IMO the article is too long, and a dangerous notion for the spiritually immature.  There are too many Christians sharply divided over regular concepts such which day the Sabbath is on and the race of Jesus, to digest a concept as extraordinary as this. 

I pray that everyone who reads this will do so with wisdom, and fortitude… Seeing it to the end, and to understand ultimately that there may be some similarities but Jesus Christ is a historical and proven figure.  Vampires are by popular accounts fictitious.  There is only one Son of God and His name is above every name, and He alone is Lord!

#10. By MissLlah on April 12, 2014

I love this concept. We forget that Jesus threw over tables in revolt of the wicked ways of evil doers. He had a little streak of vengeance. And none more rightfully deserving.
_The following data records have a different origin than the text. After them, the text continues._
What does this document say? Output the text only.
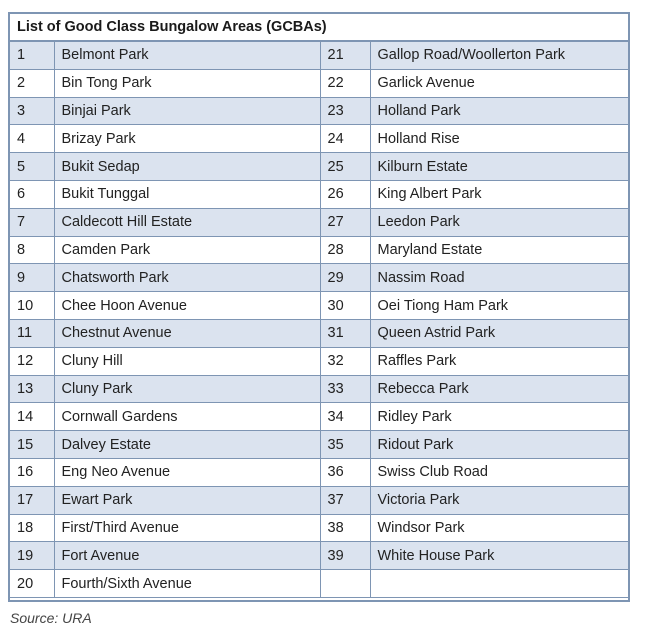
List of Good Class Bungalow Areas (GCBAs)
1	Belmont Park	21	Gallop Road/Woollerton Park
2	Bin Tong Park	22	Garlick Avenue
3	Binjai Park	23	Holland Park
4	Brizay Park	24	Holland Rise
5	Bukit Sedap	25	Kilburn Estate
6	Bukit Tunggal	26	King Albert Park
7	Caldecott Hill Estate	27	Leedon Park
8	Camden Park	28	Maryland Estate
9	Chatsworth Park	29	Nassim Road
10	Chee Hoon Avenue	30	Oei Tiong Ham Park
11	Chestnut Avenue	31	Queen Astrid Park
12	Cluny Hill	32	Raffles Park
13	Cluny Park	33	Rebecca Park
14	Cornwall Gardens	34	Ridley Park
15	Dalvey Estate	35	Ridout Park
16	Eng Neo Avenue	36	Swiss Club Road
17	Ewart Park	37	Victoria Park
18	First/Third Avenue	38	Windsor Park
19	Fort Avenue	39	White House Park
20	Fourth/Sixth Avenue		
Source: URA
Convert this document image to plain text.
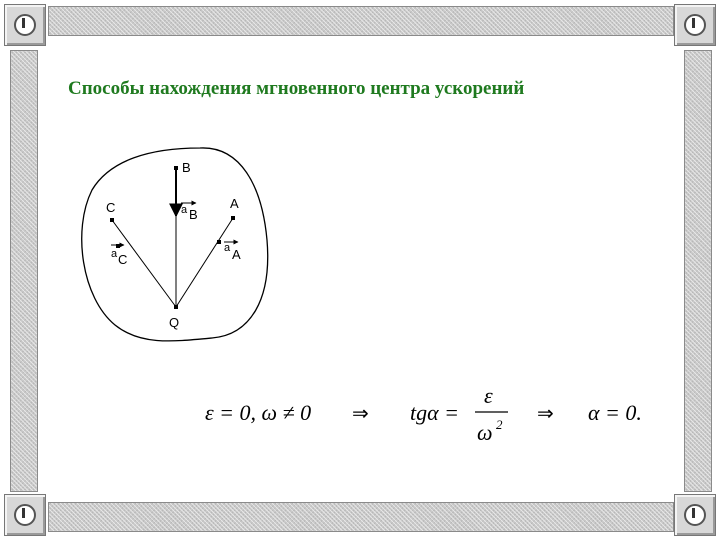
Способы нахождения мгновенного центра ускорений
B
C	A
Q
a B
a C
a A
ε = 0, ω ≠ 0 ⇒ tgα =
ε
ω 2 ⇒ α = 0.
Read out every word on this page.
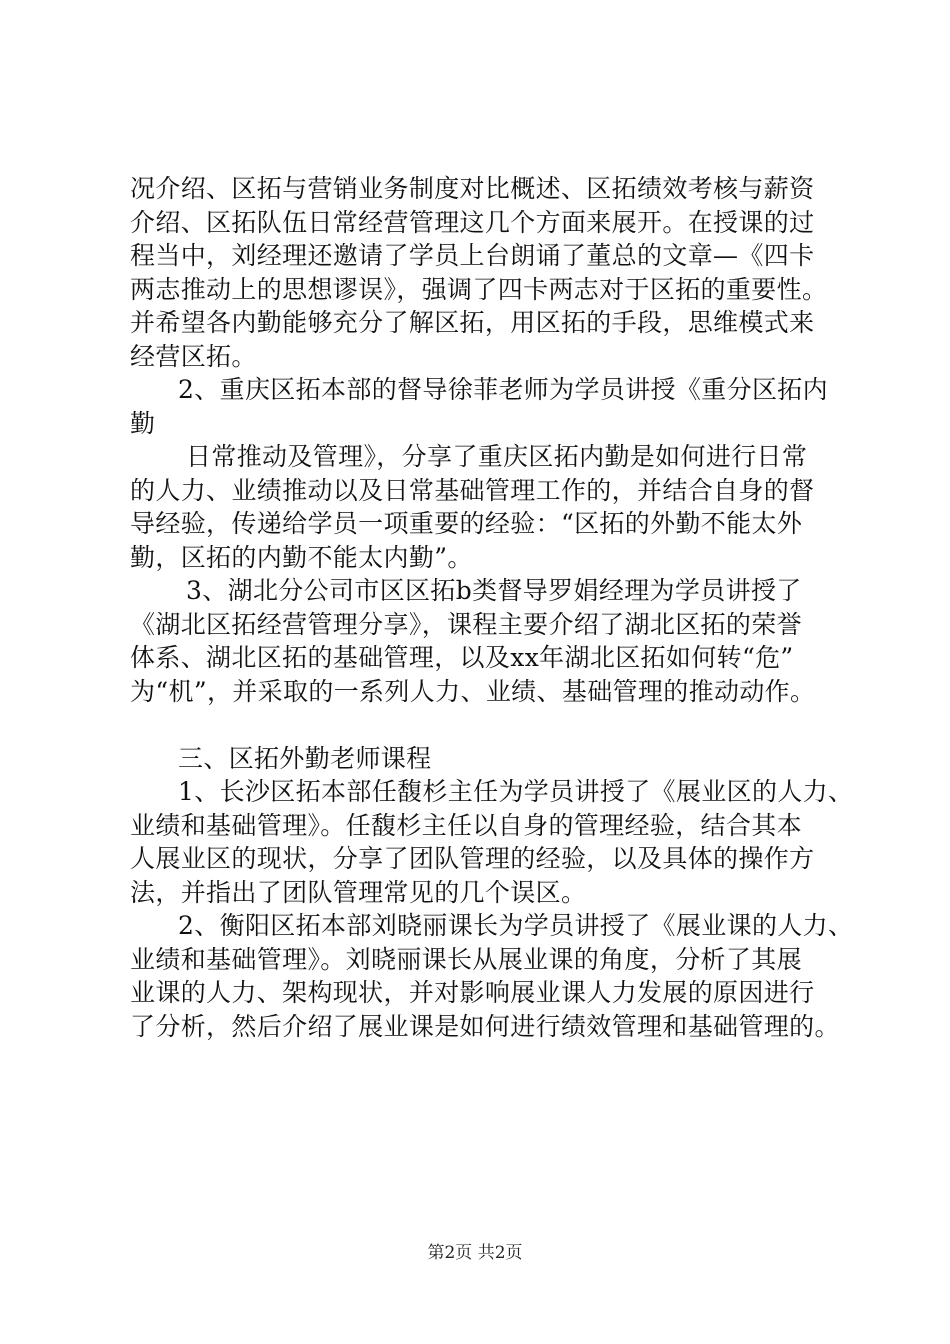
况介绍、区拓与营销业务制度对比概述、区拓绩效考核与薪资
介绍、区拓队伍日常经营管理这几个方面来展开。在授课的过
程当中，刘经理还邀请了学员上台朗诵了董总的文章—《四卡
两志推动上的思想谬误》，强调了四卡两志对于区拓的重要性。
并希望各内勤能够充分了解区拓，用区拓的手段，思维模式来
经营区拓。
2、重庆区拓本部的督导徐菲老师为学员讲授《重分区拓内
勤
日常推动及管理》，分享了重庆区拓内勤是如何进行日常
的人力、业绩推动以及日常基础管理工作的，并结合自身的督
导经验，传递给学员一项重要的经验：“区拓的外勤不能太外
勤，区拓的内勤不能太内勤”。
3、湖北分公司市区区拓b类督导罗娟经理为学员讲授了
《湖北区拓经营管理分享》，课程主要介绍了湖北区拓的荣誉
体系、湖北区拓的基础管理，以及xx年湖北区拓如何转“危”
为“机”，并采取的一系列人力、业绩、基础管理的推动动作。
三、区拓外勤老师课程
1、长沙区拓本部任馥杉主任为学员讲授了《展业区的人力、
业绩和基础管理》。任馥杉主任以自身的管理经验，结合其本
人展业区的现状，分享了团队管理的经验，以及具体的操作方
法，并指出了团队管理常见的几个误区。
2、衡阳区拓本部刘晓丽课长为学员讲授了《展业课的人力、
业绩和基础管理》。刘晓丽课长从展业课的角度，分析了其展
业课的人力、架构现状，并对影响展业课人力发展的原因进行
了分析，然后介绍了展业课是如何进行绩效管理和基础管理的。
第2页 共2页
His father “denied” him on tbe cross leaving him to suffer unheard of torture. No one came to save him. It plain and simple shouldn’t have happened. And he rises to an after life where he has to save every man woman and child alive and yet to come? He’s a bit overworked. Jesus was also a man. How did Dracula kill his victims? He impaled them with a spear much like the spear that pierced through Jesus’ side. God is perfect good. Jesus takes the fall for the vengeful spirit of God. And Satan takes the fall (literally) for all the crazy stuff Jesus rises to do that crosses the lines of…well…what we would expect. The many names of Belzebub?  I’m saying Jesus was his firsthe name. And I say this out of love and understanding of a tortured soul. I say we all give it up to all 3 of them.